The house, of square plan and at one level, organizes around a central core grouping the technical spaces. Despite its austere external appearance, the interior is softened by colours differentiated according to the uses of the pieces. The spaces are flexible, reflecting an innovative approach to economic housing. It was designed as a prototype, mixing industrial pragmatism and aesthetic research.

Listed in the Historic Monuments by order of 5 July 2001, Sterckeman House includes in its protection all the building and its parcel. This status underlines its importance as a testimony to the experimental architecture of the twentieth century, linked to social and economic issues of housing democratization. The architect Christian Devillers also contributed to this project, alongside Paul Chemetov.

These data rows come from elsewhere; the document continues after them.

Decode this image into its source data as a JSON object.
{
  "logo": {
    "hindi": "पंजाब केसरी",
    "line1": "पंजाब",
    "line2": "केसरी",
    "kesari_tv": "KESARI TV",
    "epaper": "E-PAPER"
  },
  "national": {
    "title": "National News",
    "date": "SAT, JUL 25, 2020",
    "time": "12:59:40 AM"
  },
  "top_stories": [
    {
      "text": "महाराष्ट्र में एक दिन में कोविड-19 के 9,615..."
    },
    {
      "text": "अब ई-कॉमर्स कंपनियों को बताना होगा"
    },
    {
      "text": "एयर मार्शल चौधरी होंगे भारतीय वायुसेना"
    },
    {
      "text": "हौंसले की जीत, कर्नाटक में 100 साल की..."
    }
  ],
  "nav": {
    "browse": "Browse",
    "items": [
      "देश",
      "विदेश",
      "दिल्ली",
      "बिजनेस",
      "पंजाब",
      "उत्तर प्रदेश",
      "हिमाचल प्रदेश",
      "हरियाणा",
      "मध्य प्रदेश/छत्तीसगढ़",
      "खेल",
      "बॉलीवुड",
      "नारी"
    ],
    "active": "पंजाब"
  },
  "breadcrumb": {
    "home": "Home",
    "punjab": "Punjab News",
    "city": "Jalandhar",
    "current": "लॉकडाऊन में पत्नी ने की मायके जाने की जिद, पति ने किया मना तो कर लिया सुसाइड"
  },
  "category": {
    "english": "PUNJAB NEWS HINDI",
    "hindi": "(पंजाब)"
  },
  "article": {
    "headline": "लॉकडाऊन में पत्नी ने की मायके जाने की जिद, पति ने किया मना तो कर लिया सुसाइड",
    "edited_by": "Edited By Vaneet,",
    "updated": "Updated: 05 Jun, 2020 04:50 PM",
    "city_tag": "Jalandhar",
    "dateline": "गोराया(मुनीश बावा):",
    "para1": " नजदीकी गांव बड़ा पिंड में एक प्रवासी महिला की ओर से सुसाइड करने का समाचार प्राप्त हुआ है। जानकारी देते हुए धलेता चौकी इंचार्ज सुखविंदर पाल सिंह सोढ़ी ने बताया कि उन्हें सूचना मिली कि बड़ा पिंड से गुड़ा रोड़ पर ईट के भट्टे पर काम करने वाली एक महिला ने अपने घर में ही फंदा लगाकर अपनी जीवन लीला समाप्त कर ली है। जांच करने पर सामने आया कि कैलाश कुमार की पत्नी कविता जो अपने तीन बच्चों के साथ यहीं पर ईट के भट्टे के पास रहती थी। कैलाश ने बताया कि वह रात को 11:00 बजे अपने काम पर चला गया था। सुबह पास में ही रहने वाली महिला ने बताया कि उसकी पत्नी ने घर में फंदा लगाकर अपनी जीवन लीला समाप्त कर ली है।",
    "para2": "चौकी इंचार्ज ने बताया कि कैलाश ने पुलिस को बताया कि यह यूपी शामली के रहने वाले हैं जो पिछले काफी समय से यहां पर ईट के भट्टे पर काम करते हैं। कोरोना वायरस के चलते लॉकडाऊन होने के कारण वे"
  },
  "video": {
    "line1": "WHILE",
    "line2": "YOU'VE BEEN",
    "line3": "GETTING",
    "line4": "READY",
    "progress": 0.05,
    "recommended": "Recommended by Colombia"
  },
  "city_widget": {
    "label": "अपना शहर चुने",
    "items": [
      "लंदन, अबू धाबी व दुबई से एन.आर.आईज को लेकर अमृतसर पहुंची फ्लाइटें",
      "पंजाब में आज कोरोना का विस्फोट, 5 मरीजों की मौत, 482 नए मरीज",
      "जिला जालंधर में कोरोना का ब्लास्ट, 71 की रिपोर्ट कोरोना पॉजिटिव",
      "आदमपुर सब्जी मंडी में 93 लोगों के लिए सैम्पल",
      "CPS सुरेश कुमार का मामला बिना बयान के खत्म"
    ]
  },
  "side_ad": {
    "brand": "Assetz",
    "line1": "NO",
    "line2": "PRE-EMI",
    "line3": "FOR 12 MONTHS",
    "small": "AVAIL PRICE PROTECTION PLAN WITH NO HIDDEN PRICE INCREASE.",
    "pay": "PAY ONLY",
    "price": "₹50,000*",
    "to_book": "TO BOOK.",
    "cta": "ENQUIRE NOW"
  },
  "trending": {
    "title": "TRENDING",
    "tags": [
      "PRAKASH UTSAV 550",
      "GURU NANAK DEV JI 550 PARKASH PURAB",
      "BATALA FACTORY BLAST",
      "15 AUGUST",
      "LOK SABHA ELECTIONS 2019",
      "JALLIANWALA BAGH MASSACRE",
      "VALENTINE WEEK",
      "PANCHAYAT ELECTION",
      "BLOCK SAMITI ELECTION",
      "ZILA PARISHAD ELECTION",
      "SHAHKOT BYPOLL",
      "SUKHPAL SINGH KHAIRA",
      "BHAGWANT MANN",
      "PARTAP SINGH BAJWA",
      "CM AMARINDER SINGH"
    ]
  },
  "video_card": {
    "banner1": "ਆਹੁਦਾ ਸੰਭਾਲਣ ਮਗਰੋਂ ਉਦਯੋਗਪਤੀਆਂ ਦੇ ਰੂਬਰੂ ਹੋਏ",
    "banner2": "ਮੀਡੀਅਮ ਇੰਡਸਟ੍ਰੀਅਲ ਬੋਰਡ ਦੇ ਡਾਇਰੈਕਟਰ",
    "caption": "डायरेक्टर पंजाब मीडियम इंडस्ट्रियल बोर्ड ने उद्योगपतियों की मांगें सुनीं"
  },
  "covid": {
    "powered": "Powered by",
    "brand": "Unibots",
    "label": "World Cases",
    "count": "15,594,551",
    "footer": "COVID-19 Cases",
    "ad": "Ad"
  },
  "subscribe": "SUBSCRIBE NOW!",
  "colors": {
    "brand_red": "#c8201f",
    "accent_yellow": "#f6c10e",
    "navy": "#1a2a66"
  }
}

The location, initially isolated in the middle of the fields, and the use of non-noble materials reflect a desire to break with traditional habitat codes. The house thus embodies a constructive utopia, where standardization and simplicity aim to make quality housing accessible, while offering flexibility in interior design.

Today, Sterckeman House remains a notable example of modern French architecture, illustrating the experiments of the 1960s in prefabrication and industrial design. Its heritage inscription makes it a subject of study for architectural historians and heritage enthusiasts of the twentieth century.